Woooo!
So Christmas and New Year's came and went. As did my good tracking habits and watching what I was eating!
That's alright, I'll get back on track I hope. I have a 6pm Tuesday class this semester which unfortunately means that I will not be able to go to my normal meeting. Hopefully I can at least catch her Sunday morning meetings every so often because, well, I have realized that I need the meetings to be successful. And after trying out other leader's meetings, I've also realized that it's not worth going to a meeting unless it is Tracy.
I went to a memorial service today for one of my clients. While there I saw one of my WW friends. She was there with her best childhood friend and she told me that her friend lost 120 lbs on Weight Watchers--TWICE.
That really struck a chord with me. I realized how hard it must have been to have lost all that weight, gained it back, then lose it again. I originally lost 43 pounds on WW but then gained about 20 of it back. I keep harping on the fact that I gained a bunch of it back and have to get back to where I was.
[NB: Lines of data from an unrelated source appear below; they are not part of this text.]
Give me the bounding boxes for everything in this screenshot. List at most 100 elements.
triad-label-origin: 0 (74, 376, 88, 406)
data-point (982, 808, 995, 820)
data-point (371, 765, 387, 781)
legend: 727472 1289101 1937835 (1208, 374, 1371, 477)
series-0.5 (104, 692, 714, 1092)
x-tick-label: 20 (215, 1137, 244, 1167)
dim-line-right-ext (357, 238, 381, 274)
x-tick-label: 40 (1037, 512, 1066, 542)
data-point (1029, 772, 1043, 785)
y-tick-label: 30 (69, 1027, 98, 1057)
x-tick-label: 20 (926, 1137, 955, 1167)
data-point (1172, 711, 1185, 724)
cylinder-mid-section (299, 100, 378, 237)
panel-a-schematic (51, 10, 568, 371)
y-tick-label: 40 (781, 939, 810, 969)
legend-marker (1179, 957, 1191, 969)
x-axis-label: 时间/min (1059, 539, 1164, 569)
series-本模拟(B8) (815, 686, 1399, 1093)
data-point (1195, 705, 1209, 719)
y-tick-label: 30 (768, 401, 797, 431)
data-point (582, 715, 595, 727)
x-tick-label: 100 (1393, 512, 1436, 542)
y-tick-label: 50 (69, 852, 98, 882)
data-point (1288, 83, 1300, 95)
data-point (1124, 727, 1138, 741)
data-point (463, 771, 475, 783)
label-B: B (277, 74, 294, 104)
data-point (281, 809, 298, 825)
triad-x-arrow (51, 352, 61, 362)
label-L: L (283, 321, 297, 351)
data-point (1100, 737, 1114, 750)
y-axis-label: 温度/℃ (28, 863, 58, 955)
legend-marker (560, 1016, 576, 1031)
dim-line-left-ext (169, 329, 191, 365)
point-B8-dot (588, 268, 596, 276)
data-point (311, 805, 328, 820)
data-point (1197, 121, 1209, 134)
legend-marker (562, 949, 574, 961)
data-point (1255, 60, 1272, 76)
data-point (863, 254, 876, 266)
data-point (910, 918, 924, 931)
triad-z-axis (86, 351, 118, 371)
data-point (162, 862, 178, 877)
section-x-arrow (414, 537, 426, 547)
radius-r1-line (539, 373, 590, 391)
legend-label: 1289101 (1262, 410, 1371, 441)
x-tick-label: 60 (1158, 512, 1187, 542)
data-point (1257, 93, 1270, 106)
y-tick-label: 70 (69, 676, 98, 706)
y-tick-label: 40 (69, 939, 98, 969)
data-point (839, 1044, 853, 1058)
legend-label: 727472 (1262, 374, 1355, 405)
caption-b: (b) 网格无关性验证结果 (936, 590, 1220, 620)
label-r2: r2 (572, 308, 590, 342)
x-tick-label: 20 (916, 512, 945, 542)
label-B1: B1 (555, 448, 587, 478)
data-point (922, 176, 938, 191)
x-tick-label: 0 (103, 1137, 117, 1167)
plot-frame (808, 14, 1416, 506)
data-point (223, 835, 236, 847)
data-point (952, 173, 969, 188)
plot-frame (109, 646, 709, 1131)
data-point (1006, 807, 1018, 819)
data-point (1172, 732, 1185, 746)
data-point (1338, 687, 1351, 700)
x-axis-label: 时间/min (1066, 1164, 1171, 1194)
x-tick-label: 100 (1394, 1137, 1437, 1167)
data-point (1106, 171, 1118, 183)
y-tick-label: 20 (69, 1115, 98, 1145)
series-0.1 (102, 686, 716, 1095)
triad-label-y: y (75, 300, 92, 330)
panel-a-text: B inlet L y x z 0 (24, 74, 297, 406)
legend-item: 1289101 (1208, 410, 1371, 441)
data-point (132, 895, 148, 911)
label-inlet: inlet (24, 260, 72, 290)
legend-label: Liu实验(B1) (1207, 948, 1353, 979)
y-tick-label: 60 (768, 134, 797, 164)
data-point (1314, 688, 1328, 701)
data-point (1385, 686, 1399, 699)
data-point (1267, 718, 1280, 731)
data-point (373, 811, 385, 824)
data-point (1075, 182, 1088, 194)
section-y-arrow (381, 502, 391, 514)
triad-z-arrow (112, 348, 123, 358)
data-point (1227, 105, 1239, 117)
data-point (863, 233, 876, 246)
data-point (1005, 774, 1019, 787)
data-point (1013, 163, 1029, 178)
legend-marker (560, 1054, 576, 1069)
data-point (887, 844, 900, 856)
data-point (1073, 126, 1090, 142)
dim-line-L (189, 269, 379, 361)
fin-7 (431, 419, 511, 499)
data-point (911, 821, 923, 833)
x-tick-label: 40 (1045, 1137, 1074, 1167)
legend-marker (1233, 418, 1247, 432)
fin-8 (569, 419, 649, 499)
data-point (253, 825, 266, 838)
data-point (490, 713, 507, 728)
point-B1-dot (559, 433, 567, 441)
I just realized that you know what? It doesn't matter what I've already lost or gained or whatever. It's just what I have to get to. I just need to keep plugging along and lose it again.
I decided that I'm going to treat this as a new attempt at WW. I'm going to let go of any accomplishments that I had achieved before, and re-earn them! Maybe setting a 5% and 10% goal will help keep me focused as I will have a smaller goal to work toward. 60 pounds is just such a huge number and it's daunting and I think that's why I am having trouble working towards it... I feel like I am making little progress and have so much left to go.
I guess I've just gotta do this in baby steps after all. One day at a time.